The hooded Abu Ghraib man—let’s respectfully call him by his name, Professor Ali Shalah—testified at a war crimes conference, the Perdana Peace Forum, in Kuala Lumpur last month. Prof. Salah is a scholar and a theologian.
There are currently 150,000 prisoners in Iraq who are illegally detained. This is illegal because it breaches international law as codified in the Geneva Convention. Moreover, the International Committee of the Red Cross (ICRC) has no access to thousands of detainees, another violation of the Convention within which the ICRC has a mandate.
The article is available in full at Global Research, from which the following is excerpted:
“The next morning the interrogator came to my cell and tied me to the grille of the cell and then played the pop song ‘By the Rivers of Babylon’ continuously until the next morning. The effect on me was that I lost my hearing and lost my mind,” he added.
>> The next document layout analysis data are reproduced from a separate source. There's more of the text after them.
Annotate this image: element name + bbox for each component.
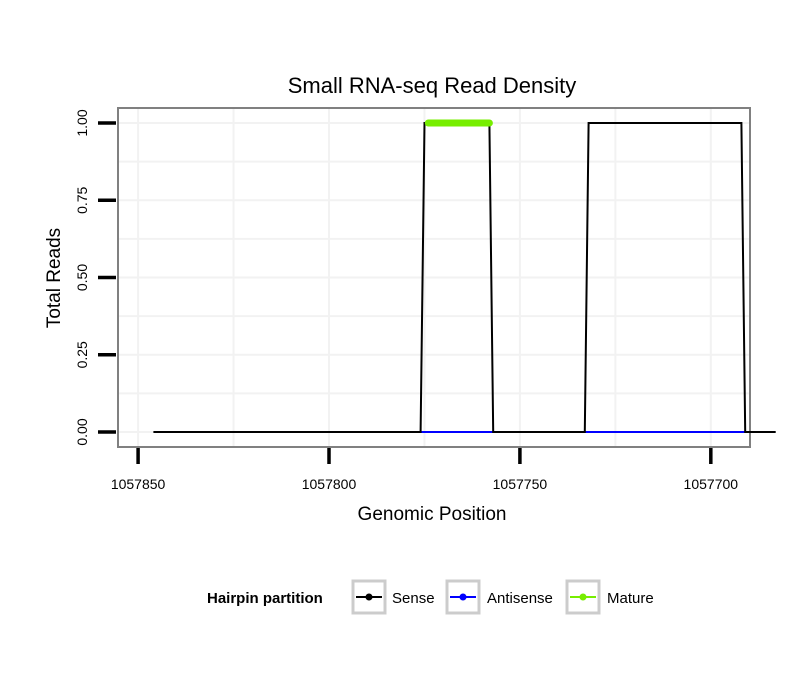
x-axis: 1057850 1057800 1057750 1057700: [111, 448, 738, 492]
x-tick-label: 1057750: [493, 476, 548, 492]
series-line-sense: [153, 122, 776, 433]
y-tick-label: 0.25: [74, 341, 90, 368]
gridlines: [119, 109, 749, 446]
legend-label-mature: Mature: [607, 590, 654, 607]
plot-panel: [117, 107, 751, 448]
x-tick-label: 1057800: [302, 476, 357, 492]
series-layer: [153, 119, 776, 433]
chart-title: Small RNA-seq Read Density: [288, 73, 577, 98]
legend-key-point: [459, 593, 467, 601]
legend-title: Hairpin partition: [207, 590, 323, 607]
legend-key-box: [565, 579, 601, 615]
legend-label-antisense: Antisense: [487, 590, 553, 607]
x-axis-title: Genomic Position: [358, 504, 507, 525]
y-tick-label: 1.00: [74, 109, 90, 136]
y-axis-title: Total Reads: [44, 228, 65, 328]
y-tick-label: 0.50: [74, 264, 90, 291]
legend: Hairpin partition Sense Antisense Mature: [207, 579, 654, 615]
legend-key-point: [579, 593, 587, 601]
x-tick-label: 1057850: [111, 476, 166, 492]
x-tick-label: 1057700: [684, 476, 739, 492]
legend-label-sense: Sense: [392, 590, 435, 607]
legend-key-point: [365, 593, 373, 601]
y-tick-label: 0.00: [74, 418, 90, 445]
y-tick-label: 0.75: [74, 186, 90, 213]
y-axis: 0.00 0.25 0.50 0.75 1.00: [74, 109, 116, 446]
On the 15th day of detention, Ali was given a blanket, in which he made a hole and used it to cover himself.
Soon after this, the former lecturer said he was forcefully placed on top of a carton box containing canned food, had wires connected to his fingers and ordered to stretch his hand out horizontally, and the electricity was switched on.
“As the electric current entered my whole body, I felt as if my eyes were being forced out and sparks were flying out. My teeth were clattering violently and my legs shaking violently as well. My whole body was shaking. I was electrocuted on three separate sessions,” he said to pin-drop silence in the hall.
He is detained for another 45 days. As to his release, after being beaten, sodomized, tortured, electrocuted and wrongly imprisoned?
“At the end of the 49th day, I was transferred back to the tents and after 45 days at the tents, I was informed by a prisoner that he overheard some guards saying that I was wrongly arrested and that I would be released.
“I was released in the beginning of March, 2004. I was put into a truck and taken to a highway and then thrown out. A passing car stopped and took me home.”